The book focuses on, among other things, major terrorism cases that Fitzgerald prosecuted when he was an assistant U.S. attorney in New York in the 1990s.
Its content goes beyond normal criticism, which "goes with the territory" for public figures, Fitzgerald told The Associated Press on Monday.
"This is different," he said. "The book lied about the facts and alleged that I deliberately misled the courts and the public in ways that in part caused the deaths in the 1998 embassy bombing attacks and in the attacks of Sept. 11, 2001."
Fitzgerald said the lives lost in those attacks were personal for him and he decided to stand up for himself because "it is outrageous to falsely accuse me of causing those deaths corruptly."
The author said Fitzgerald has tried to "kill" the book with "baseless" allegations.
"Patrick Fitzgerald accuses me of making charges in the book that I never made," Lance said. "At the same time, he continually fails to respond to the substantive allegations documented in 604 pages, 1,425 end notes and 32 pages of documentary appendices."
He said the book was revetted "out of an abundance of caution" and because the accusations were made by Fitzgerald, known for successfully prosecuting prominent terrorism and public corruption cases.
The new edition with 26 additional pages and an introduction responding to Fitzgerald will be published June 16, Lance said.
HarperCollins spokeswoman Erin Crum and publisher Jonathan Burnham did not immediately return telephone calls on Monday.
Fitzgerald has been U.S. attorney in Chicago since September 2001. He won a conviction against former Illinois Gov.
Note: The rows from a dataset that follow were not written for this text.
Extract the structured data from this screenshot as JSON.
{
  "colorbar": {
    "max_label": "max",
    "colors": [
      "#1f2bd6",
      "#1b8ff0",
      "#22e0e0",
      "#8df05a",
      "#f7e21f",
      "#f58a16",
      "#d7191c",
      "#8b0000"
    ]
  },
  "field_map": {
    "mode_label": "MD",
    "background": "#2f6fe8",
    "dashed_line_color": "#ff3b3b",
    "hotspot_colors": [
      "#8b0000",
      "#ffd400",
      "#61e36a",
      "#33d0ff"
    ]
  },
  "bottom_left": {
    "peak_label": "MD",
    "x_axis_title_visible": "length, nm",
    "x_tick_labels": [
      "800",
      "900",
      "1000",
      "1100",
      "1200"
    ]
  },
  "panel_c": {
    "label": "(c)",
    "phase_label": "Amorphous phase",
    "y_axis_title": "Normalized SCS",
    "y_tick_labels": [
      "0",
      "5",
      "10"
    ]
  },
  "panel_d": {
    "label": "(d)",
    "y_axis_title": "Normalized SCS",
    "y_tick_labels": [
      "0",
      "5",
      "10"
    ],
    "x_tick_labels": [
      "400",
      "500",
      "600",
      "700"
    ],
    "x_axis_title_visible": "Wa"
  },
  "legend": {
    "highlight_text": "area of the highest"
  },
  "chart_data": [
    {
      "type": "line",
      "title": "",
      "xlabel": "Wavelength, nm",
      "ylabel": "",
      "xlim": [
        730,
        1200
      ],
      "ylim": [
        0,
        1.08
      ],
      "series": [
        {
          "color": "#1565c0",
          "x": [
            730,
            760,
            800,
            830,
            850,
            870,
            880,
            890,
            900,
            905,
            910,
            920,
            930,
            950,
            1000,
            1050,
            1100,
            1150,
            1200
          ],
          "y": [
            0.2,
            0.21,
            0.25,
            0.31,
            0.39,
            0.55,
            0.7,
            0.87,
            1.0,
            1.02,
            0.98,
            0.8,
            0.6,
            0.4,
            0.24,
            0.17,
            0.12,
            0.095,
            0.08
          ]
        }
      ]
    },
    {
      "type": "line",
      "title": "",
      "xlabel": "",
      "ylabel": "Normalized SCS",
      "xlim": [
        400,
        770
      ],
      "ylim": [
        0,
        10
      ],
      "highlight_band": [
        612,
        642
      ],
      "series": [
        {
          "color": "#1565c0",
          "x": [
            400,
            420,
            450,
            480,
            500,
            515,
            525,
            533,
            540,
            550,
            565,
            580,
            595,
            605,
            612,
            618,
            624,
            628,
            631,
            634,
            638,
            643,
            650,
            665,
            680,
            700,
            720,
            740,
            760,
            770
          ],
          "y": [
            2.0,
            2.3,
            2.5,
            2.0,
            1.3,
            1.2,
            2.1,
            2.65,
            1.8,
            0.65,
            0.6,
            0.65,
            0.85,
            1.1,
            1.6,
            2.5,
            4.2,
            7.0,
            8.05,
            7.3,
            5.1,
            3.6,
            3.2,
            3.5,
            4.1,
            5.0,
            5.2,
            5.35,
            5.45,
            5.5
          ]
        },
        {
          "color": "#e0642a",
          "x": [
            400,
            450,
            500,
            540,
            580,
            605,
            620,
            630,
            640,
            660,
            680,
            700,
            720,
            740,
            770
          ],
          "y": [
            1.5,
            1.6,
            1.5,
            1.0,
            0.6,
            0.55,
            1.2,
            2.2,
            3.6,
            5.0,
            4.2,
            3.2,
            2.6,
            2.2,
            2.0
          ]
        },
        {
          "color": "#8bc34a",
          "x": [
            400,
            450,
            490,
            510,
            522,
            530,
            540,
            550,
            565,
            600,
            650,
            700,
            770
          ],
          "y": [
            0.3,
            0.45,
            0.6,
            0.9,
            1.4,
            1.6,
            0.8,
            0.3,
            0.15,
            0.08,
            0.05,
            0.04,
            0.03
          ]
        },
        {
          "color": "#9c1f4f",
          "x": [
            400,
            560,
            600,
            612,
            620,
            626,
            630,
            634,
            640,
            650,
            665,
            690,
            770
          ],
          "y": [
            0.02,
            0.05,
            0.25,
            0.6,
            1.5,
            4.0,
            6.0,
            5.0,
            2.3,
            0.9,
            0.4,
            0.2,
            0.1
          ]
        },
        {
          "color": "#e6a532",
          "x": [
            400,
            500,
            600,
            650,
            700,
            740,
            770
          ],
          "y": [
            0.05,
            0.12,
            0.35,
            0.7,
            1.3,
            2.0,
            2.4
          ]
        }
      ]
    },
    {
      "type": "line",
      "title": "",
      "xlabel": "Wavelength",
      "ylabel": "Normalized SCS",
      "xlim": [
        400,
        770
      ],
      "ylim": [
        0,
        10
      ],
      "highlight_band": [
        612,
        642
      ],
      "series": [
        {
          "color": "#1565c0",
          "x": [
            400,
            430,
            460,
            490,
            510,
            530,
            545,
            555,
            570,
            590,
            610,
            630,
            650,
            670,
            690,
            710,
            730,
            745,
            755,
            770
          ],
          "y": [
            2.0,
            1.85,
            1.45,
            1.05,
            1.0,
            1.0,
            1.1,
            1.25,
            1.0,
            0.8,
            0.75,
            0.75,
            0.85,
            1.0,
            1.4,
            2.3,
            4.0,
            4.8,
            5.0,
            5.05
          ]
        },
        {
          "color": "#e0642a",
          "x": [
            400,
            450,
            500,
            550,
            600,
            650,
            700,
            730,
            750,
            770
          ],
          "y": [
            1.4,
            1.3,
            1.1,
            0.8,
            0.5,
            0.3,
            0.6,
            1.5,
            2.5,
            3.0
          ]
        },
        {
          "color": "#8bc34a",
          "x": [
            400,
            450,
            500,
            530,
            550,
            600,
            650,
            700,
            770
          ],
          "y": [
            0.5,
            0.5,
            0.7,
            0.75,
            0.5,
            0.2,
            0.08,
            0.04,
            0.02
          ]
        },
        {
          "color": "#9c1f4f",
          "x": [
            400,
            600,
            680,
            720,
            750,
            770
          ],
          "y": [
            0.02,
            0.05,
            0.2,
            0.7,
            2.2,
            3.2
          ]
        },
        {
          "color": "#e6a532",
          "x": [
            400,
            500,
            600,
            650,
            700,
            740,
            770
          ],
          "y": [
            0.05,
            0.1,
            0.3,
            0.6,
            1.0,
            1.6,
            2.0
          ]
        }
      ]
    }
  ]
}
George Ryan for political corruption, and as a special prosecutor successfully presented the case against former vice presidential aide I. Lewis "Scooter" Libby, who was convicted of lying to a grand jury in the CIA leak investigation.
As an assistant U.S. attorney in New York he successfully prosecuted major terrorism cases such as those responsible for the 1998 bombing of two U.S. embassies in East Africa and Omar Abdel-Rahman, the so-called "blind sheik" convicted in 1995 of plotting to bomb the Holland Tunnel and other key sites around the city.